The EU wrapped up a five-year investigation Wednesday, which concluded in major fines for JP Morgan, Credit Agricole, and HSBC Holdings a total of $739 million for rigging the Eurobor benchmark, The Straits Times reports.
The three colluded on Euro interest rate derivative pricing elements, and violated EU antitrust laws by exchanging sensitive information, the European Commission stated via email, reports The Straits Times.
The fines were not all equal. Leading the way in fines was JPMorgan with 337.2 milllion euros, followed by Credit Agricole with 114.7 milllion euros and HSBC with 33.6 million euros, The Straits Times reports.
"Banks have to respect the EU competition rules just like any other company operating in the single market," said the EU's antitrust commissioner, Ms Margrethe Vestager, according to the Straits Times.

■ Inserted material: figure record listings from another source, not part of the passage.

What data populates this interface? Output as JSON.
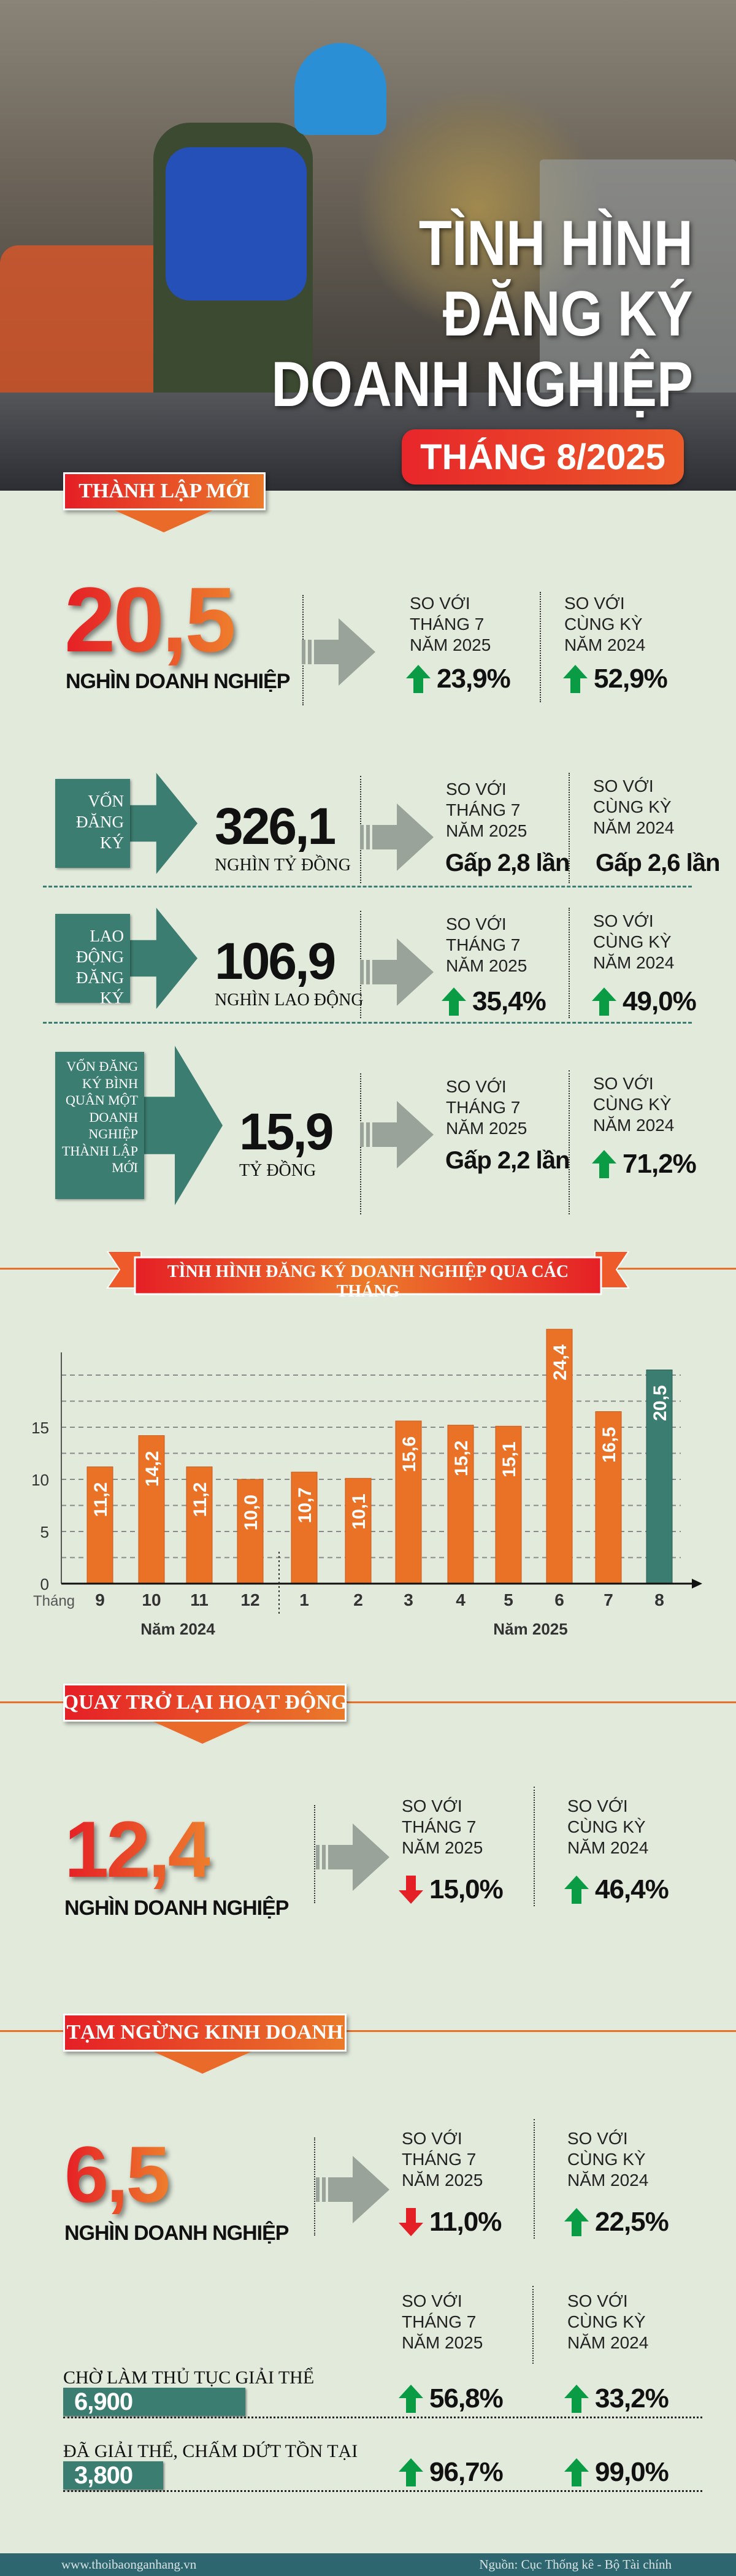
{
  "header": {
    "title_lines": [
      "TÌNH HÌNH",
      "ĐĂNG KÝ",
      "DOANH NGHIỆP"
    ],
    "period": "THÁNG 8/2025"
  },
  "colors": {
    "orange": "#ea7a2a",
    "red": "#e51f26",
    "teal": "#3b7d70",
    "up": "#0a9b45",
    "down": "#e51f26",
    "background": "#e2eadc"
  },
  "compare_labels": {
    "vs_month": [
      "SO VỚI",
      "THÁNG 7",
      "NĂM 2025"
    ],
    "vs_year": [
      "SO VỚI",
      "CÙNG KỲ",
      "NĂM 2024"
    ]
  },
  "new_businesses": {
    "section_label": "THÀNH LẬP MỚI",
    "value": "20,5",
    "unit": "NGHÌN DOANH NGHIỆP",
    "vs_month": {
      "direction": "up",
      "text": "23,9%"
    },
    "vs_year": {
      "direction": "up",
      "text": "52,9%"
    },
    "metrics": [
      {
        "label": "VỐN ĐĂNG KÝ",
        "value": "326,1",
        "unit": "NGHÌN TỶ ĐỒNG",
        "vs_month": {
          "direction": "none",
          "text": "Gấp 2,8 lần"
        },
        "vs_year": {
          "direction": "none",
          "text": "Gấp 2,6 lần"
        }
      },
      {
        "label": "LAO ĐỘNG ĐĂNG KÝ",
        "value": "106,9",
        "unit": "NGHÌN LAO ĐỘNG",
        "vs_month": {
          "direction": "up",
          "text": "35,4%"
        },
        "vs_year": {
          "direction": "up",
          "text": "49,0%"
        }
      },
      {
        "label": "VỐN ĐĂNG KÝ BÌNH QUÂN MỘT DOANH NGHIỆP THÀNH LẬP MỚI",
        "value": "15,9",
        "unit": "TỶ ĐỒNG",
        "vs_month": {
          "direction": "none",
          "text": "Gấp 2,2 lần"
        },
        "vs_year": {
          "direction": "up",
          "text": "71,2%"
        }
      }
    ]
  },
  "chart_data": {
    "type": "bar",
    "title": "TÌNH HÌNH ĐĂNG KÝ DOANH NGHIỆP QUA CÁC THÁNG",
    "xlabel": "Tháng",
    "ylabel": "",
    "categories": [
      "9",
      "10",
      "11",
      "12",
      "1",
      "2",
      "3",
      "4",
      "5",
      "6",
      "7",
      "8"
    ],
    "values": [
      11.2,
      14.2,
      11.2,
      10.0,
      10.7,
      10.1,
      15.6,
      15.2,
      15.1,
      24.4,
      16.5,
      20.5
    ],
    "value_labels": [
      "11,2",
      "14,2",
      "11,2",
      "10,0",
      "10,7",
      "10,1",
      "15,6",
      "15,2",
      "15,1",
      "24,4",
      "16,5",
      "20,5"
    ],
    "highlight_index": 11,
    "year_groups": [
      {
        "label": "Năm 2024",
        "from": 0,
        "to": 3
      },
      {
        "label": "Năm 2025",
        "from": 4,
        "to": 11
      }
    ],
    "yticks": [
      0,
      5,
      10,
      15
    ],
    "ytick_labels": [
      "0",
      "5",
      "10",
      "15"
    ],
    "ylim": [
      0,
      25
    ],
    "grid": true
  },
  "returned": {
    "section_label": "QUAY TRỞ LẠI HOẠT ĐỘNG",
    "value": "12,4",
    "unit": "NGHÌN DOANH NGHIỆP",
    "vs_month": {
      "direction": "down",
      "text": "15,0%"
    },
    "vs_year": {
      "direction": "up",
      "text": "46,4%"
    }
  },
  "suspended": {
    "section_label": "TẠM NGỪNG KINH DOANH",
    "value": "6,5",
    "unit": "NGHÌN DOANH NGHIỆP",
    "vs_month": {
      "direction": "down",
      "text": "11,0%"
    },
    "vs_year": {
      "direction": "up",
      "text": "22,5%"
    },
    "rows": [
      {
        "label": "CHỜ LÀM THỦ TỤC GIẢI THỂ",
        "value": "6,900",
        "share": 1.0,
        "vs_month": {
          "direction": "up",
          "text": "56,8%"
        },
        "vs_year": {
          "direction": "up",
          "text": "33,2%"
        }
      },
      {
        "label": "ĐÃ GIẢI THỂ, CHẤM DỨT TỒN TẠI",
        "value": "3,800",
        "share": 0.55,
        "vs_month": {
          "direction": "up",
          "text": "96,7%"
        },
        "vs_year": {
          "direction": "up",
          "text": "99,0%"
        }
      }
    ]
  },
  "footer": {
    "website": "www.thoibaonganhang.vn",
    "source": "Nguồn: Cục Thống kê - Bộ Tài chính"
  }
}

The three lenders refused the opportunity to settle the case with the commission, forfeiting the change to receive a 10 per cent discount on any fines, the Straits Times reports.

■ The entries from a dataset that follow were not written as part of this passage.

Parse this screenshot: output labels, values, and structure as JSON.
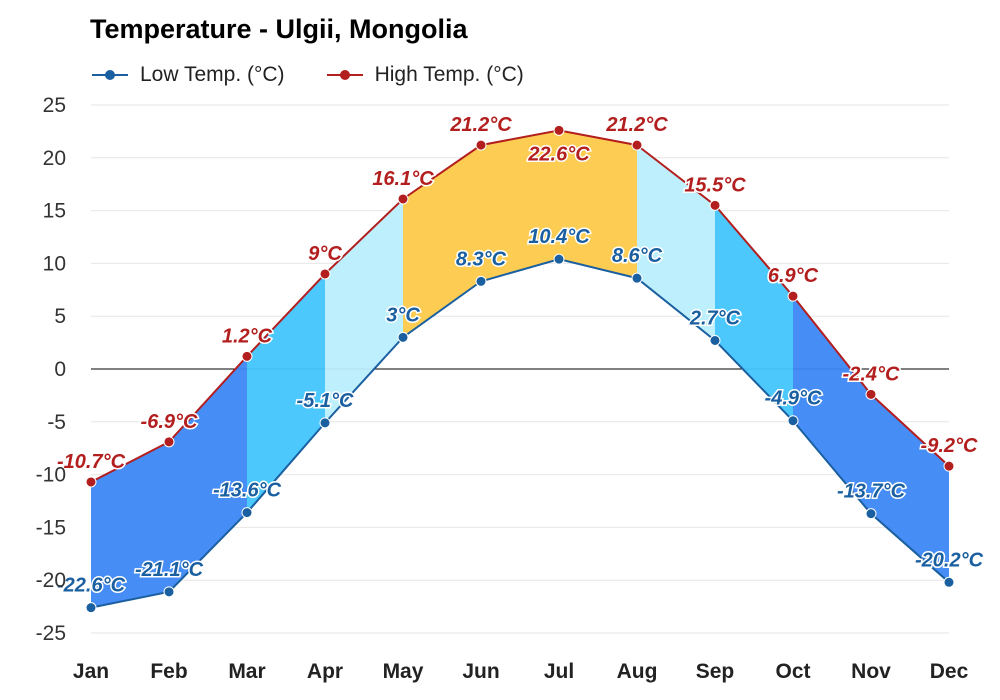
{
  "title": "Temperature - Ulgii, Mongolia",
  "legend": {
    "low": "Low Temp. (°C)",
    "high": "High Temp. (°C)"
  },
  "colors": {
    "low": "#1a5fa0",
    "high": "#b31e1e",
    "band_very_cold": "#3d87f5",
    "band_cold": "#42c5fd",
    "band_cool": "#bbeefd",
    "band_warm": "#fdca4a",
    "zero_line": "#000000",
    "grid": "#e6e6e6"
  },
  "chart_data": {
    "type": "line",
    "categories": [
      "Jan",
      "Feb",
      "Mar",
      "Apr",
      "May",
      "Jun",
      "Jul",
      "Aug",
      "Sep",
      "Oct",
      "Nov",
      "Dec"
    ],
    "series": [
      {
        "name": "Low Temp. (°C)",
        "values": [
          -22.6,
          -21.1,
          -13.6,
          -5.1,
          3,
          8.3,
          10.4,
          8.6,
          2.7,
          -4.9,
          -13.7,
          -20.2
        ],
        "labels": [
          "-22.6°C",
          "-21.1°C",
          "-13.6°C",
          "-5.1°C",
          "3°C",
          "8.3°C",
          "10.4°C",
          "8.6°C",
          "2.7°C",
          "-4.9°C",
          "-13.7°C",
          "-20.2°C"
        ]
      },
      {
        "name": "High Temp. (°C)",
        "values": [
          -10.7,
          -6.9,
          1.2,
          9,
          16.1,
          21.2,
          22.6,
          21.2,
          15.5,
          6.9,
          -2.4,
          -9.2
        ],
        "labels": [
          "-10.7°C",
          "-6.9°C",
          "1.2°C",
          "9°C",
          "16.1°C",
          "21.2°C",
          "22.6°C",
          "21.2°C",
          "15.5°C",
          "6.9°C",
          "-2.4°C",
          "-9.2°C"
        ]
      }
    ],
    "band_categories": [
      "very_cold",
      "very_cold",
      "cold",
      "cool",
      "warm",
      "warm",
      "warm",
      "cool",
      "cold",
      "very_cold",
      "very_cold"
    ],
    "ylim": [
      -25,
      25
    ],
    "yticks": [
      25,
      20,
      15,
      10,
      5,
      0,
      -5,
      -10,
      -15,
      -20,
      -25
    ],
    "ytick_labels": [
      "25",
      "20",
      "15",
      "10",
      "5",
      "0",
      "-5",
      "-10",
      "-15",
      "-20",
      "-25"
    ],
    "grid": true,
    "legend_position": "top-left"
  }
}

The other four major banks that did settle the Euro Interbank Offered Rate (Euribor) case were accused of sharing through various mediums sensitive trading information, and working together to push the benchmark rate up or down depending on what most benefitted their trading positions.
London Interbank Offered Rate (Libor) and Euribor gauge banks' estimated costs of borrowing money over various spans of time. These rates establish the benchmark used to calculate interest payments for trillions of euros of financial products, including mortages, the Straits Times reports.